IPS-Inter Press Service Deutschland GmbH
IPS-Tagesdienst vom 27. Januar 2015

Kuba/USA: An der Schwelle zu einer neuen Ära?

von Ricardo Alarcón*


Bild: © Jorge Luis Baños/IPS

Der ehemalige kubanische Außenminister Ricardo Alarcón
Bild: © Jorge Luis Baños/IPS

Havanna, 27. Januar (IPS) - Am 17. Dezember beendete Präsident Barack Obama mit der Freilassung der fünf kubanischen Antiterroristen [- die sogenannten 'Cuban Five' hatten Havanna in den 1990er Jahren über Anschlagspläne gewaltbereiter Exilkubaner in den USA informiert -] aus 16-jähriger US-Haft ein großes Unrecht und veränderte darüber hinaus den Lauf der Geschichte.

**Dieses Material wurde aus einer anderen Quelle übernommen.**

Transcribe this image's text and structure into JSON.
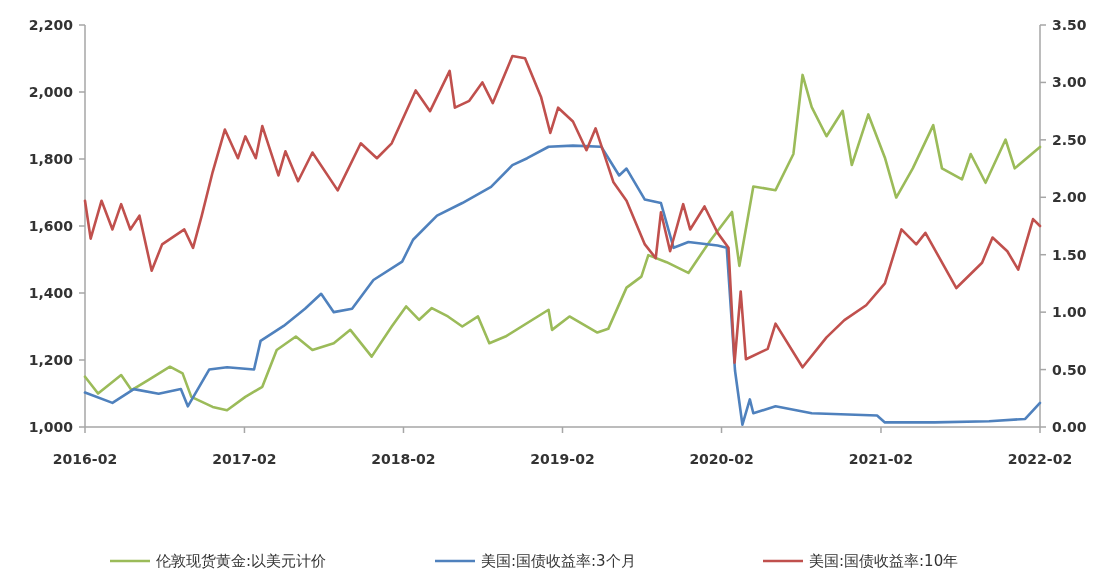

Indem Obama in ein und derselben Rede das Scheitern der US-amerikanischen Kuba-Politik einräumte, die Wiederherstellung der diplomatischen Beziehungen und die Aufhebung aller Restriktionen ankündigte, die vollständige Aufhebung des Embargos vorschlug und eine neue Ära in den Beziehungen zu Kuba einläutete, sprengte er alle bisherigen Erwartungen und überraschte selbst die erfahrensten Analysten.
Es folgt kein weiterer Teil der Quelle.